Tinta Media - Selama ini perempuan sering menjadi korban pelecehan seksual. Namun, kali ini masyarakat digemparkan dengan berita pelecehan seksual terhadap belasan anak oleh perempuan yang telah berstatus ibu muda. Dikabarkan oleh TvOne, 7/2/2023 bahwa korbannya adalah anak laki-laki dan perempuan yang diiming-imingi bermain PS gratis di rumahnya. Jika berita tersebut benar, maka sungguh fitrah seorang ibu telah terkubur di sistem yang kufur ini.

Fitrah ibu yang penuh kasih sayang dalam melindungi dan mendidik anak-anak, terkikis dengan hawa nafsu birahi. Pertanyaannya, kenapa fitrah baik yang Allah berikan bisa berubah? 

Sebagai masyarakat, kita harus cerdas dalam menyikapi fakta. Harus ada informasi lain yang berkaitan dengan perubahan fitrah tersebut. 
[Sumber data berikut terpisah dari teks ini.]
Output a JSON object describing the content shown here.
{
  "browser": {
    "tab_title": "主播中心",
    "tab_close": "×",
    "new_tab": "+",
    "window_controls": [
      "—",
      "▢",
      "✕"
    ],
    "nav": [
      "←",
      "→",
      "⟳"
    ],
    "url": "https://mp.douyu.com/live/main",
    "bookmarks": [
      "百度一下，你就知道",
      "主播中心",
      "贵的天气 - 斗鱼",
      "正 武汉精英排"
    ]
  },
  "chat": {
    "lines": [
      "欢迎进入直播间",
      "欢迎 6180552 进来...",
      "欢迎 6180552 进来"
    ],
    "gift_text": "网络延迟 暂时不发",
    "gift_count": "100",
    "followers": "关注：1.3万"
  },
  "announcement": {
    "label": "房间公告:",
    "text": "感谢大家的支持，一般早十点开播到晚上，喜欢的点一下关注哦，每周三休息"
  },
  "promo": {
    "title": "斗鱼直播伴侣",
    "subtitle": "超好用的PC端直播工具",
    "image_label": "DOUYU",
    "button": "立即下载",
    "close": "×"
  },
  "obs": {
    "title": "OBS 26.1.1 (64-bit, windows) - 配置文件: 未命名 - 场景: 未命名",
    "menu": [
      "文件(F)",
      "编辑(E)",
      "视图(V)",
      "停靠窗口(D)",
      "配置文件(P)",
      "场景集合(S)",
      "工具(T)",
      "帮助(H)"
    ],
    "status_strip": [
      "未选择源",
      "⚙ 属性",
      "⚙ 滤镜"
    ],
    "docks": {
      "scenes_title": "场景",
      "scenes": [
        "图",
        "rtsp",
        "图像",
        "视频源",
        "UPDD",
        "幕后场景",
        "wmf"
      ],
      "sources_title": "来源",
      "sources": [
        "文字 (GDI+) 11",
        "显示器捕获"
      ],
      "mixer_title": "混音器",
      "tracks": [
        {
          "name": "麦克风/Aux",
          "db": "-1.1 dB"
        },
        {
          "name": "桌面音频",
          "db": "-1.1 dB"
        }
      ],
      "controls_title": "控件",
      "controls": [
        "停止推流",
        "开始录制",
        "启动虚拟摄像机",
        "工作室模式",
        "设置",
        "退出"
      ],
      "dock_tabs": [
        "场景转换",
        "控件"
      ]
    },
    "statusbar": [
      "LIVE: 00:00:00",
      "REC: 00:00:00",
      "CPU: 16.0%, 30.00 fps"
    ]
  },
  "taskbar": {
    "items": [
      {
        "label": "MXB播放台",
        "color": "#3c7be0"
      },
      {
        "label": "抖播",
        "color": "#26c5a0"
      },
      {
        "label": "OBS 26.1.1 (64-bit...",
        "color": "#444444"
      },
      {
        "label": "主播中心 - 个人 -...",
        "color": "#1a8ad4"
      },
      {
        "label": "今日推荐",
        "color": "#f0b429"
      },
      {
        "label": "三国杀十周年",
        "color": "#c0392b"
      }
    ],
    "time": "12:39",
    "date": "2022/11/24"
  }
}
Melalui kuasa hukum YS (terduga pelaku), terkuak masa lalu pelaku sebagai korban pelecehan seksual oleh 8 anak. Pekerjaan sebelumnya juga menjadi faktor hilangnya fitrah seorang ibu (TvOne, 11/2/2023).  

Sistem Kufur

Sejatinya, perubahan fitrah bisa terjadi di sistem kufur yang memisahkan agama dari kehidupan. Seorang perempuan, bahkan ibu harus bekerja di luar rumah untuk memenuhi kebutuhan hidup yang kian melambung. Keterbatasan lapangan pekerjaan dan kemampuan memaksa seseorang melakukan pekerjaan apa pun untuk memenuhi kebutuhan perut. Inilah yang kemungkinan terjadi pada terduga pelaku pelecehan seksual oleh ibu muda di Jambi.

Kasus ini mungkin hanya satu dari sekian banyak fakta yang belum terungkap. Ibu yang kehilangan fitrah sebagai makhluk penyayang, lenyap di sistem kufur nan rusak dan merusak. 
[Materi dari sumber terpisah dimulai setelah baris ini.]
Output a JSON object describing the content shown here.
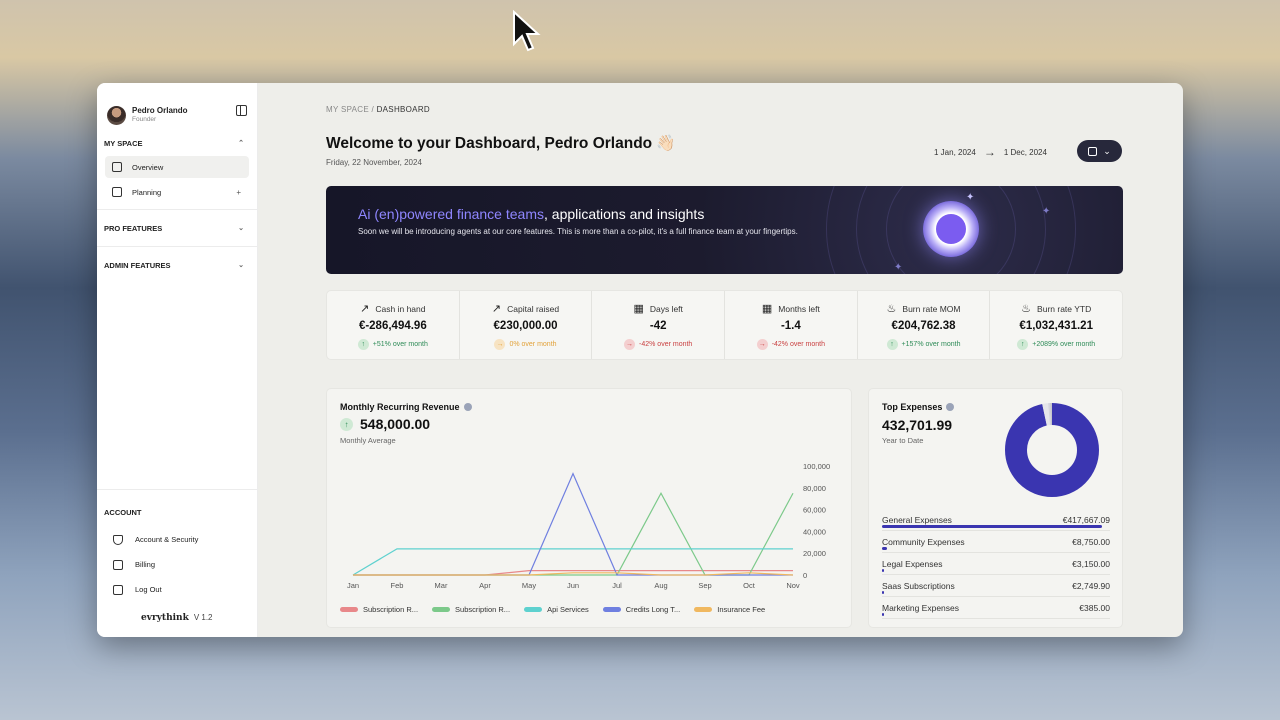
{
  "sidebar": {
    "user": {
      "name": "Pedro Orlando",
      "role": "Founder"
    },
    "my_space": {
      "label": "MY SPACE",
      "items": [
        {
          "label": "Overview"
        },
        {
          "label": "Planning"
        }
      ]
    },
    "pro_features": "PRO FEATURES",
    "admin_features": "ADMIN FEATURES",
    "account": {
      "label": "ACCOUNT",
      "items": [
        {
          "label": "Account & Security"
        },
        {
          "label": "Billing"
        },
        {
          "label": "Log Out"
        }
      ]
    },
    "brand": "evrythink",
    "version": "V 1.2"
  },
  "header": {
    "breadcrumb_root": "MY SPACE",
    "breadcrumb_sep": " / ",
    "breadcrumb_current": "DASHBOARD",
    "welcome": "Welcome to your Dashboard, Pedro Orlando 👋🏻",
    "date": "Friday, 22 November, 2024",
    "range_start": "1 Jan, 2024",
    "range_end": "1 Dec, 2024"
  },
  "banner": {
    "title_highlight": "Ai (en)powered finance teams",
    "title_rest": ", applications and insights",
    "text": "Soon we will be introducing agents at our core features. This is more than a co-pilot, it's a full finance team at your fingertips."
  },
  "stats": [
    {
      "label": "Cash in hand",
      "icon": "trend-up-icon",
      "value": "€-286,494.96",
      "change": "+51% over month",
      "dir": "up"
    },
    {
      "label": "Capital raised",
      "icon": "trend-up-icon",
      "value": "€230,000.00",
      "change": "0% over month",
      "dir": "neu"
    },
    {
      "label": "Days left",
      "icon": "calendar-icon",
      "value": "-42",
      "change": "-42% over month",
      "dir": "down"
    },
    {
      "label": "Months left",
      "icon": "calendar-icon",
      "value": "-1.4",
      "change": "-42% over month",
      "dir": "down"
    },
    {
      "label": "Burn rate MOM",
      "icon": "flame-icon",
      "value": "€204,762.38",
      "change": "+157% over month",
      "dir": "up"
    },
    {
      "label": "Burn rate YTD",
      "icon": "flame-icon",
      "value": "€1,032,431.21",
      "change": "+2089% over month",
      "dir": "up"
    }
  ],
  "mrr": {
    "title": "Monthly Recurring Revenue",
    "value": "548,000.00",
    "subtitle": "Monthly Average"
  },
  "chart_data": {
    "type": "line",
    "categories": [
      "Jan",
      "Feb",
      "Mar",
      "Apr",
      "May",
      "Jun",
      "Jul",
      "Aug",
      "Sep",
      "Oct",
      "Nov"
    ],
    "ylim": [
      0,
      100000
    ],
    "yticks": [
      "100,000",
      "80,000",
      "60,000",
      "40,000",
      "20,000",
      "0"
    ],
    "series": [
      {
        "name": "Subscription R...",
        "color": "#e8888a",
        "values": [
          0,
          0,
          0,
          0,
          4000,
          4000,
          4000,
          4000,
          4000,
          4000,
          4000
        ]
      },
      {
        "name": "Subscription R...",
        "color": "#7cc98a",
        "values": [
          0,
          0,
          0,
          0,
          0,
          0,
          0,
          75000,
          0,
          0,
          75000
        ]
      },
      {
        "name": "Api Services",
        "color": "#5ed1cf",
        "values": [
          0,
          24000,
          24000,
          24000,
          24000,
          24000,
          24000,
          24000,
          24000,
          24000,
          24000
        ]
      },
      {
        "name": "Credits Long T...",
        "color": "#6f7fe0",
        "values": [
          0,
          0,
          0,
          0,
          0,
          93000,
          0,
          0,
          0,
          0,
          0
        ]
      },
      {
        "name": "Insurance Fee",
        "color": "#f0b860",
        "values": [
          0,
          0,
          0,
          0,
          0,
          2000,
          2000,
          0,
          0,
          2000,
          0
        ]
      }
    ]
  },
  "expenses": {
    "title": "Top Expenses",
    "value": "432,701.99",
    "subtitle": "Year to Date",
    "donut_color": "#3a35b0",
    "items": [
      {
        "label": "General Expenses",
        "value": "€417,667.09",
        "share": 0.965
      },
      {
        "label": "Community Expenses",
        "value": "€8,750.00",
        "share": 0.02
      },
      {
        "label": "Legal Expenses",
        "value": "€3,150.00",
        "share": 0.007
      },
      {
        "label": "Saas Subscriptions",
        "value": "€2,749.90",
        "share": 0.006
      },
      {
        "label": "Marketing Expenses",
        "value": "€385.00",
        "share": 0.001
      }
    ]
  }
}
Dikatakan sistem rusak karena tidak berasal dari Sang Pencipta, sehingga memiliki keterbatasan tidak sesuai dengan kebutuhan manusia. Ibaratnya, barang elektronik tertentu selalu memiliki buku panduan penggunaan dan perawatan dari merk pembuatnya. Jika barang tersebut diperlakukan sesuai dengan buku panduan merk lain,  maka ia tidak bisa berfungsi maksimal, bahkan akan rusak karena berbeda suku cadang dan jenisnya. 

Selain rusak, sistem kufur juga dapat merusak tatanan kehidupan. Umat yang seharusnya terikat dengan hukum syara', dipaksa untuk menerapkan aturan buatan manusia. Dengan dalih hak asasi, masyarakat diberikan kebebasan untuk meraih kebahagiaan dunia. 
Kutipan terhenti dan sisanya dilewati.